I just want to nitpick something that really annoys me that has become extremely common: the tendency to take every opportunity to liken all qualities of LLMs to humans. Every quirk, failure, oddity, limitation, or implementation detail is relentlessly anthropomorphized. It's to the point where many enthusiasts have convinced themselves that humans think by predicting the next token.
It feels a bit like a cult.
Personally, I appreciate more sobriety in tech, but I can accept that I'm in the minority in that regard.
IgorPartola 16 hours ago
For some reason the article reads to me like “AI is not evil, it just has accidents when it loses coherence.” Sounds a lot like liability shifting.
[-]
- dmix 14 hours ago
  They compared it to industrial accidents. I don't think a software company would try to shift liability by comparing themselves to factories explosions and chemical spills.
tsunamifury 16 hours ago
I don’t know why it seems so hard for these guys to understand you scorecard every step for new strategy to Close distance at goal and if you have multiple generated forward options with no good weight you spawn a new agent and multiple paths. Then you score all the terminal branches and prune.
LLMs aren’t constrained to linear logic like your average human.
gnarlouse 12 hours ago
I feel vindicated when I say that the superintelligence control problem is a total farce, we won't get to superintelligence, it's tantamount to a religious belief. The real problem is the billionaire control problem.
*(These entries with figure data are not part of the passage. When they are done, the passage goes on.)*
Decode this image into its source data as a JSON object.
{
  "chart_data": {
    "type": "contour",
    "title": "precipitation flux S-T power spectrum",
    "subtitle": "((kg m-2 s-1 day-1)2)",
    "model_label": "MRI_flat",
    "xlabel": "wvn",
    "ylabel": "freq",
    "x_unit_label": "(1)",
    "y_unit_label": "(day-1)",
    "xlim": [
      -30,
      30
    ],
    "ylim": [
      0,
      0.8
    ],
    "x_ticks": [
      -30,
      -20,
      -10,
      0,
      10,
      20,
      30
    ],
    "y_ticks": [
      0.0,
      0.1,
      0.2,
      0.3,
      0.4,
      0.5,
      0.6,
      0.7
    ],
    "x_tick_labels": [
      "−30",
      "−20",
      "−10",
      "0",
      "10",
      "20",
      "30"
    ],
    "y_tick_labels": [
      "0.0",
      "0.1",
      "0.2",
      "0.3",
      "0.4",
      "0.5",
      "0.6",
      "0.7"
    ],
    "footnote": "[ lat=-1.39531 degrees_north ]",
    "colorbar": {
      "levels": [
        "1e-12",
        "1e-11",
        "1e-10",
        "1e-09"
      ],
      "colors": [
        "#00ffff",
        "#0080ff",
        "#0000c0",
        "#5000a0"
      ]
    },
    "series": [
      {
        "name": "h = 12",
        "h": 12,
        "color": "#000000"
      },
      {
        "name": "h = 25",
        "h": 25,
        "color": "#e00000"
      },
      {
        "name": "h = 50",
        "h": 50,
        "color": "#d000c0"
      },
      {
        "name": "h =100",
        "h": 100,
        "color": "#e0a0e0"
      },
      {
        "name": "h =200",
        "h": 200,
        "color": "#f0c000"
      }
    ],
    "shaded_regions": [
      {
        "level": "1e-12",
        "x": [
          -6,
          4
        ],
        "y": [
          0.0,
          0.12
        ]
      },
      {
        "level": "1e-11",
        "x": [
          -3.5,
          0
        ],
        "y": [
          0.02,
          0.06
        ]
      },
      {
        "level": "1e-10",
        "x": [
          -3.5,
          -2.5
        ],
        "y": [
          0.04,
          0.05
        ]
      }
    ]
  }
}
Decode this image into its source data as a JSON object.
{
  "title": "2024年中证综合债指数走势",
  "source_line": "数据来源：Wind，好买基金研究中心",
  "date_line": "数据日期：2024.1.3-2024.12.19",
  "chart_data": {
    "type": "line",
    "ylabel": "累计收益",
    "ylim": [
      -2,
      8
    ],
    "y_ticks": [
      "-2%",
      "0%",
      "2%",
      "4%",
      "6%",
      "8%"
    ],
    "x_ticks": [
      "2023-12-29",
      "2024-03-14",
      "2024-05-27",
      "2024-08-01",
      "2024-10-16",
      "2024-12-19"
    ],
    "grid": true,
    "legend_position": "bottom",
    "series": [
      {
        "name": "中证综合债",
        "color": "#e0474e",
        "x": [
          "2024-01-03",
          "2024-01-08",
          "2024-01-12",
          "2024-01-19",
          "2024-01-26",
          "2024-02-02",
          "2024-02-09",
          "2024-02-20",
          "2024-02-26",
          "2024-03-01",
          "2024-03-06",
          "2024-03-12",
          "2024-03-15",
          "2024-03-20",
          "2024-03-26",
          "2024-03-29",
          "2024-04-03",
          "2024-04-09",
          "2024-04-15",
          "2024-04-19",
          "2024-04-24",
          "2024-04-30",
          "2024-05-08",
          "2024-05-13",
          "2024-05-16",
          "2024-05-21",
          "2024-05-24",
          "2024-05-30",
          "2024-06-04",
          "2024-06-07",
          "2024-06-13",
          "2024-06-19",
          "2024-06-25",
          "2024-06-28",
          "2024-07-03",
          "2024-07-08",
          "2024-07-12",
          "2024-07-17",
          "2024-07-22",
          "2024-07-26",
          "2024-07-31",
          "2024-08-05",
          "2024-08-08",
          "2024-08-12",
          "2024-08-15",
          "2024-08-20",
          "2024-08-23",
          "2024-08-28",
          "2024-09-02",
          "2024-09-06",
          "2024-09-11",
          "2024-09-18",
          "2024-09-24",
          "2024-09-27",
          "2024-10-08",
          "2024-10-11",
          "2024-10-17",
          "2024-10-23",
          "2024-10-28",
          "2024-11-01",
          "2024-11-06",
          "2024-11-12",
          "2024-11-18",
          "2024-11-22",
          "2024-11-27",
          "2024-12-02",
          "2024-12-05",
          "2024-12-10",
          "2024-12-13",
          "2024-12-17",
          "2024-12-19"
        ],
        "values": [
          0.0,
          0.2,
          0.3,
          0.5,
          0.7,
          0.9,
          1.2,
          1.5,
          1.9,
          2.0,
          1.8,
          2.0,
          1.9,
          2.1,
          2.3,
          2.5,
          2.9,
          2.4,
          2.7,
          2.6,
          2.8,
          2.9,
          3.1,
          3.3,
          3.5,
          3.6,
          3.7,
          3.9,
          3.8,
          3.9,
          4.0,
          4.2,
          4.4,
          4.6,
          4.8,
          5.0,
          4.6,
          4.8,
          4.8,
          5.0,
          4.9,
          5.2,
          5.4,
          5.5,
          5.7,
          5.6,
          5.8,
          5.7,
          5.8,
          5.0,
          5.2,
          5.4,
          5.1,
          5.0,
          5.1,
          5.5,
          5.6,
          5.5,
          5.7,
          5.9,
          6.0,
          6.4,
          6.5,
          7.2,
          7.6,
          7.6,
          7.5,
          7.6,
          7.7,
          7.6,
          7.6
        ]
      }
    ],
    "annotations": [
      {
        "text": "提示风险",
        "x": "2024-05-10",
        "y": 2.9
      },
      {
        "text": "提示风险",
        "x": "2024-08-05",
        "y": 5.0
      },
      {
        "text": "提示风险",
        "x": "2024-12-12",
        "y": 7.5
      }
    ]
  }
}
The human-race-on-earth control problem.
[-]
- MrOrelliOReilly 11 hours ago
  I don’t believe the article makes any claims on the infeasibility of a future ASI. It just explores likely failure modes.
  It is fine to be worried about both alignment risks and economic inequality. The world is complex, there are many problems all at once, we don’t have to promote one at the cost of the other.
- HNisCIS 11 hours ago
  Yeah article aside, looking back on all the AGI stuff from the last year or so really puts our current moment in protective.
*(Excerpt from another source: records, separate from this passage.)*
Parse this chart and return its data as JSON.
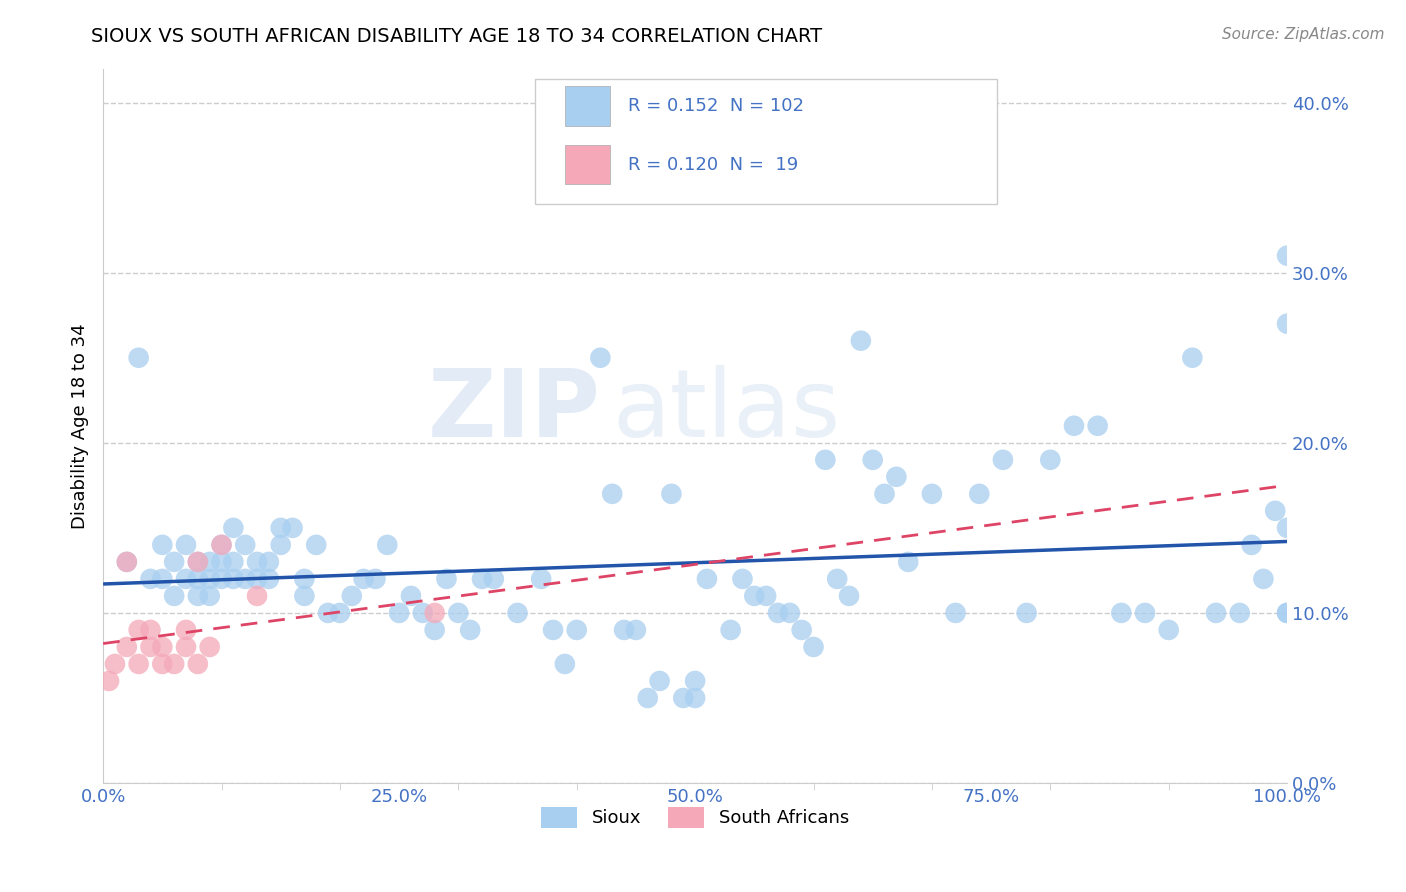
{
  "title": "SIOUX VS SOUTH AFRICAN DISABILITY AGE 18 TO 34 CORRELATION CHART",
  "source": "Source: ZipAtlas.com",
  "ylabel": "Disability Age 18 to 34",
  "xlim": [
    0.0,
    1.0
  ],
  "ylim": [
    0.0,
    0.42
  ],
  "xticks": [
    0.0,
    0.25,
    0.5,
    0.75,
    1.0
  ],
  "xticklabels": [
    "0.0%",
    "25.0%",
    "50.0%",
    "75.0%",
    "100.0%"
  ],
  "yticks": [
    0.0,
    0.1,
    0.2,
    0.3,
    0.4
  ],
  "yticklabels": [
    "0.0%",
    "10.0%",
    "20.0%",
    "30.0%",
    "40.0%"
  ],
  "sioux_color": "#A8CEF0",
  "sa_color": "#F4A8B8",
  "sioux_line_color": "#2255AA",
  "sa_line_color": "#DD4466",
  "watermark_zip": "ZIP",
  "watermark_atlas": "atlas",
  "legend_r_sioux": "0.152",
  "legend_n_sioux": "102",
  "legend_r_sa": "0.120",
  "legend_n_sa": "19",
  "background_color": "#FFFFFF",
  "grid_color": "#CCCCCC",
  "tick_color": "#4472C4",
  "text_color_blue": "#4472C4",
  "sioux_x": [
    0.02,
    0.03,
    0.04,
    0.05,
    0.05,
    0.06,
    0.06,
    0.07,
    0.07,
    0.08,
    0.08,
    0.08,
    0.09,
    0.09,
    0.09,
    0.1,
    0.1,
    0.1,
    0.11,
    0.11,
    0.11,
    0.12,
    0.12,
    0.13,
    0.13,
    0.14,
    0.14,
    0.15,
    0.15,
    0.16,
    0.17,
    0.17,
    0.18,
    0.19,
    0.2,
    0.21,
    0.22,
    0.23,
    0.24,
    0.25,
    0.26,
    0.27,
    0.28,
    0.29,
    0.3,
    0.31,
    0.32,
    0.33,
    0.35,
    0.37,
    0.38,
    0.39,
    0.4,
    0.42,
    0.43,
    0.44,
    0.45,
    0.46,
    0.47,
    0.48,
    0.49,
    0.5,
    0.5,
    0.51,
    0.53,
    0.54,
    0.55,
    0.56,
    0.57,
    0.58,
    0.59,
    0.6,
    0.61,
    0.62,
    0.63,
    0.64,
    0.65,
    0.66,
    0.67,
    0.68,
    0.7,
    0.72,
    0.74,
    0.76,
    0.78,
    0.8,
    0.82,
    0.84,
    0.86,
    0.88,
    0.9,
    0.92,
    0.94,
    0.96,
    0.97,
    0.98,
    0.99,
    1.0,
    1.0,
    1.0,
    1.0,
    1.0
  ],
  "sioux_y": [
    0.13,
    0.25,
    0.12,
    0.14,
    0.12,
    0.13,
    0.11,
    0.12,
    0.14,
    0.13,
    0.12,
    0.11,
    0.13,
    0.12,
    0.11,
    0.14,
    0.12,
    0.13,
    0.15,
    0.12,
    0.13,
    0.14,
    0.12,
    0.12,
    0.13,
    0.13,
    0.12,
    0.15,
    0.14,
    0.15,
    0.12,
    0.11,
    0.14,
    0.1,
    0.1,
    0.11,
    0.12,
    0.12,
    0.14,
    0.1,
    0.11,
    0.1,
    0.09,
    0.12,
    0.1,
    0.09,
    0.12,
    0.12,
    0.1,
    0.12,
    0.09,
    0.07,
    0.09,
    0.25,
    0.17,
    0.09,
    0.09,
    0.05,
    0.06,
    0.17,
    0.05,
    0.06,
    0.05,
    0.12,
    0.09,
    0.12,
    0.11,
    0.11,
    0.1,
    0.1,
    0.09,
    0.08,
    0.19,
    0.12,
    0.11,
    0.26,
    0.19,
    0.17,
    0.18,
    0.13,
    0.17,
    0.1,
    0.17,
    0.19,
    0.1,
    0.19,
    0.21,
    0.21,
    0.1,
    0.1,
    0.09,
    0.25,
    0.1,
    0.1,
    0.14,
    0.12,
    0.16,
    0.15,
    0.1,
    0.27,
    0.1,
    0.31
  ],
  "sa_x": [
    0.005,
    0.01,
    0.02,
    0.02,
    0.03,
    0.03,
    0.04,
    0.04,
    0.05,
    0.05,
    0.06,
    0.07,
    0.07,
    0.08,
    0.08,
    0.09,
    0.1,
    0.13,
    0.28
  ],
  "sa_y": [
    0.06,
    0.07,
    0.13,
    0.08,
    0.09,
    0.07,
    0.09,
    0.08,
    0.07,
    0.08,
    0.07,
    0.08,
    0.09,
    0.13,
    0.07,
    0.08,
    0.14,
    0.11,
    0.1
  ]
}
  This whole paradigm of AI research is cool and all but it's ultimately a simple machine that probabilistically forms text. It's really good at making stuff that sounds smart but like looking at an AI picture, it falls apart the harder you look at it. It's good at producing stuff that looks like code and often kinda works but based on the other comments in this thread I don't think people really grasp how these models work.
throwpoaster 16 hours ago
[flagged]
[-]
- dang 13 hours ago
  Could you please stop posting unsubstantive comments and flamebait? You've unfortunately been doing it repeatedly. It's not what this site is for, and destroys what it is for.
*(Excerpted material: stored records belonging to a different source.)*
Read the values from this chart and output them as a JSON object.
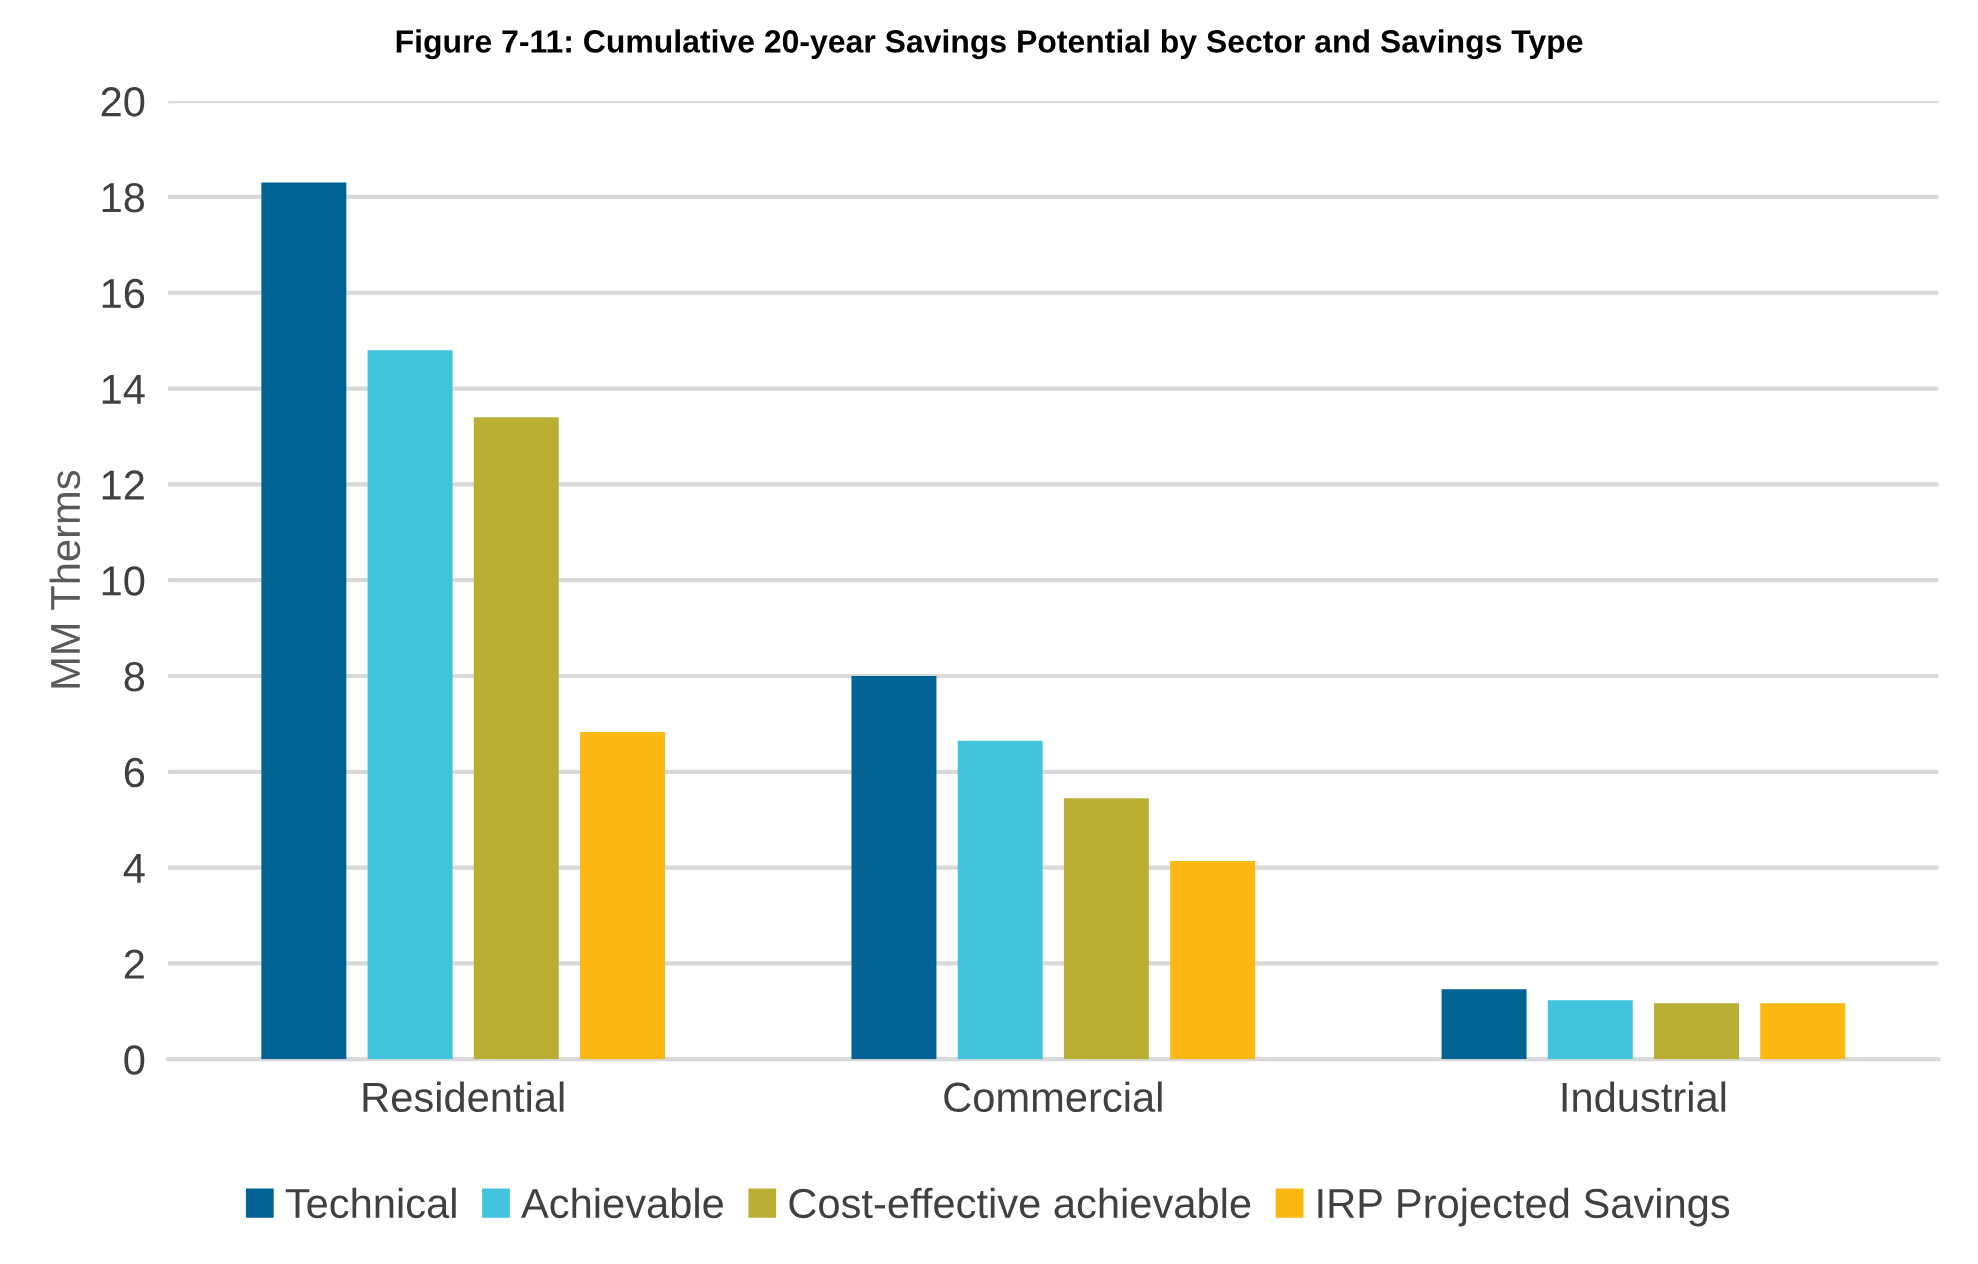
{
  "chart_data": {
    "type": "bar",
    "title": "Figure 7-11: Cumulative 20-year Savings Potential by Sector and Savings Type",
    "ylabel": "MM Therms",
    "categories": [
      "Residential",
      "Commercial",
      "Industrial"
    ],
    "series": [
      {
        "name": "Technical",
        "color": "#006394",
        "values": [
          18.3,
          8.0,
          1.46
        ]
      },
      {
        "name": "Achievable",
        "color": "#41c4dc",
        "values": [
          14.8,
          6.65,
          1.23
        ]
      },
      {
        "name": "Cost-effective achievable",
        "color": "#baaf34",
        "values": [
          13.4,
          5.45,
          1.17
        ]
      },
      {
        "name": "IRP Projected Savings",
        "color": "#fdb813",
        "values": [
          6.83,
          4.14,
          1.17
        ]
      }
    ],
    "ylim": [
      0,
      20
    ],
    "yticks": [
      0,
      2,
      4,
      6,
      8,
      10,
      12,
      14,
      16,
      18,
      20
    ],
    "grid": "y",
    "legend": "bottom"
  }
}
  If you wouldn't mind reviewing https://news.ycombinator.com/newsguidelines.html and taking the intended spirit of the site more to heart, we'd be grateful.
  [-]
  - throwpoaster 2 hours ago
    I will, I apologize, and I love the site.
    I do try to contribute constructively but am annoyed at getting downvote-hammered by what I perceive as an echo chamber.
    It is very possible that I lack the social skills to understand how what I am doing is inappropriate. I will read the guidelines.
    Sorry, and thanks for your efforts.